After starting out with paintings that explored the relationship between full and empty space, between the absence and presence of form, in keeping with the minimalist trends of the period, Barry continued his experimentation by taking art to the limits of intangibility. He moved from making works on canvas to delimiting portions of outdoor space with nylon thread, closing galleries during his exhibitions so that it was up to the viewer to imagine the shape and significance of the pieces inside, and creating works that used gas, radioactive materials, and sound frequencies inaudible to the human ear. This was also the period of his Telepathic Piece (1969), a purely mental work in which the artist tried to transmit thoughts that could not be translated into images or words.
In the early Seventies he began experimenting with language as a tool for analysing the structure of art, selecting words and fragments of text that would constantly push the boundaries of the work’s meaning. Freed of their syntactical context, the words always have an open-ended sense; they themselves are not art, but they evoke broader, general contexts rather than referring to one specific object.

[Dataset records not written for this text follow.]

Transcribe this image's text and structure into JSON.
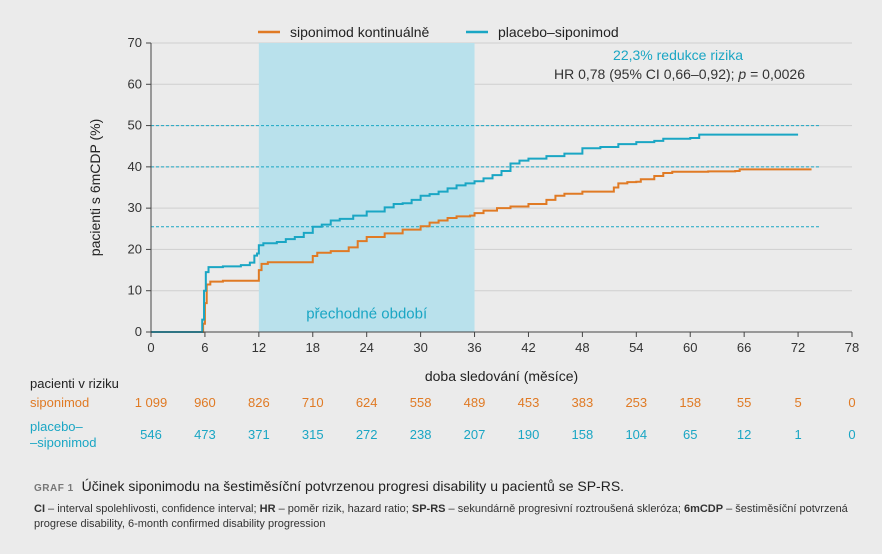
{
  "chart_data": {
    "type": "line",
    "xlabel": "doba sledování (měsíce)",
    "ylabel": "pacienti s 6mCDP (%)",
    "xlim": [
      0,
      78
    ],
    "ylim": [
      0,
      70
    ],
    "xticks": [
      0,
      6,
      12,
      18,
      24,
      30,
      36,
      42,
      48,
      54,
      60,
      66,
      72,
      78
    ],
    "yticks": [
      0,
      10,
      20,
      30,
      40,
      50,
      60,
      70
    ],
    "grid": "horizontal",
    "legend_position": "top",
    "shaded_region": {
      "x": [
        12,
        36
      ],
      "label": "přechodné období",
      "color": "#b9e1ec"
    },
    "reference_lines": [
      25.5,
      40,
      50
    ],
    "annotations": {
      "reduction": "22,3% redukce rizika",
      "hr_prefix": "HR 0,78 (95% CI 0,66–0,92); ",
      "p_symbol": "p",
      "p_value": " = 0,0026"
    },
    "series": [
      {
        "name": "siponimod kontinuálně",
        "color": "#e07a24",
        "points": [
          [
            0,
            0
          ],
          [
            5.7,
            0
          ],
          [
            5.8,
            2
          ],
          [
            6,
            7
          ],
          [
            6.2,
            11.5
          ],
          [
            6.6,
            12.2
          ],
          [
            8,
            12.4
          ],
          [
            11.8,
            12.4
          ],
          [
            12,
            15
          ],
          [
            12.3,
            16.5
          ],
          [
            13,
            16.9
          ],
          [
            17.5,
            16.9
          ],
          [
            18,
            18.4
          ],
          [
            18.5,
            19.2
          ],
          [
            20,
            19.6
          ],
          [
            22,
            20.5
          ],
          [
            23,
            22
          ],
          [
            24,
            23
          ],
          [
            26,
            23.9
          ],
          [
            28,
            24.8
          ],
          [
            30,
            25.6
          ],
          [
            31,
            26.5
          ],
          [
            32,
            27
          ],
          [
            33,
            27.6
          ],
          [
            34,
            28
          ],
          [
            35.5,
            28.2
          ],
          [
            36,
            28.8
          ],
          [
            37,
            29.4
          ],
          [
            38.5,
            30
          ],
          [
            40,
            30.4
          ],
          [
            42,
            31
          ],
          [
            44,
            32
          ],
          [
            45,
            33
          ],
          [
            46,
            33.5
          ],
          [
            48,
            34
          ],
          [
            50,
            34
          ],
          [
            51.5,
            35
          ],
          [
            52,
            36
          ],
          [
            53,
            36.3
          ],
          [
            54,
            36.4
          ],
          [
            54.5,
            37
          ],
          [
            56,
            37.8
          ],
          [
            57,
            38.5
          ],
          [
            58,
            38.8
          ],
          [
            62,
            38.9
          ],
          [
            65,
            39
          ],
          [
            65.5,
            39.4
          ],
          [
            73.5,
            39.4
          ]
        ]
      },
      {
        "name": "placebo–siponimod",
        "color": "#1aa6c4",
        "points": [
          [
            0,
            0
          ],
          [
            5.6,
            0
          ],
          [
            5.7,
            3
          ],
          [
            5.9,
            10
          ],
          [
            6.1,
            14.5
          ],
          [
            6.4,
            15.7
          ],
          [
            8,
            15.9
          ],
          [
            10,
            16.2
          ],
          [
            11,
            16.8
          ],
          [
            11.5,
            18.5
          ],
          [
            11.8,
            19
          ],
          [
            12,
            21
          ],
          [
            12.5,
            21.5
          ],
          [
            14,
            21.8
          ],
          [
            15,
            22.5
          ],
          [
            16,
            23
          ],
          [
            17,
            24
          ],
          [
            18,
            25.5
          ],
          [
            19,
            26
          ],
          [
            20,
            27
          ],
          [
            21,
            27.4
          ],
          [
            22.5,
            28.2
          ],
          [
            24,
            29.2
          ],
          [
            26,
            30.2
          ],
          [
            27,
            31
          ],
          [
            28,
            31.2
          ],
          [
            29,
            32
          ],
          [
            30,
            33
          ],
          [
            31,
            33.4
          ],
          [
            32,
            34
          ],
          [
            33,
            34.8
          ],
          [
            34,
            35.5
          ],
          [
            35,
            36
          ],
          [
            36,
            36.5
          ],
          [
            37,
            37.2
          ],
          [
            38,
            38
          ],
          [
            39,
            39
          ],
          [
            40,
            40.8
          ],
          [
            41,
            41.5
          ],
          [
            42,
            42
          ],
          [
            44,
            42.6
          ],
          [
            46,
            43.2
          ],
          [
            48,
            44.5
          ],
          [
            50,
            44.8
          ],
          [
            52,
            45.5
          ],
          [
            54,
            46
          ],
          [
            56,
            46.3
          ],
          [
            57,
            46.8
          ],
          [
            60,
            47
          ],
          [
            61,
            47.8
          ],
          [
            66,
            47.8
          ],
          [
            72,
            47.8
          ]
        ]
      }
    ]
  },
  "legend": [
    {
      "label": "siponimod kontinuálně",
      "color": "#e07a24"
    },
    {
      "label": "placebo–siponimod",
      "color": "#1aa6c4"
    }
  ],
  "risk_table": {
    "header": "pacienti v riziku",
    "x": [
      0,
      6,
      12,
      18,
      24,
      30,
      36,
      42,
      48,
      54,
      60,
      66,
      72,
      78
    ],
    "rows": [
      {
        "label_lines": [
          "siponimod"
        ],
        "color": "#e07a24",
        "values": [
          "1 099",
          "960",
          "826",
          "710",
          "624",
          "558",
          "489",
          "453",
          "383",
          "253",
          "158",
          "55",
          "5",
          "0"
        ]
      },
      {
        "label_lines": [
          "placebo–",
          "–siponimod"
        ],
        "color": "#1aa6c4",
        "values": [
          "546",
          "473",
          "371",
          "315",
          "272",
          "238",
          "207",
          "190",
          "158",
          "104",
          "65",
          "12",
          "1",
          "0"
        ]
      }
    ]
  },
  "caption": {
    "graf_label": "GRAF 1",
    "title": "Účinek siponimodu na šestiměsíční potvrzenou progresi disability u pacientů se SP-RS.",
    "abbreviations": [
      {
        "term": "CI",
        "desc": " – interval spolehlivosti, confidence interval; "
      },
      {
        "term": "HR",
        "desc": " – poměr rizik, hazard ratio; "
      },
      {
        "term": "SP-RS",
        "desc": " – sekundárně progresivní roztroušená skleróza; "
      },
      {
        "term": "6mCDP",
        "desc": " – šestiměsíční potvrzená progrese disability, 6-month confirmed disability progression"
      }
    ]
  }
}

In the first room of the gallery, the exhibition Different Times Different Works presents a Word List and several works on canvas, incorporating painted words, which seem to combine the artist’s painterly origins with his later research into language. The glass and mirror pieces in the second room are an evolution of his work that demonstrate a constant exploration and openness to new materials, while several precious Statements from the Seventies shift attention from the art object to the concept, questioning the nature of art through a series of statements or negations that never specify its meaning. In the fourth room, Floorpiece Cobalt Blue is an analysis of language in relation to space, as is Window Piece, on the windows of the upstairs offices. As if Barry’s intention was to bring art out of the context of the gallery, out of space, out of time.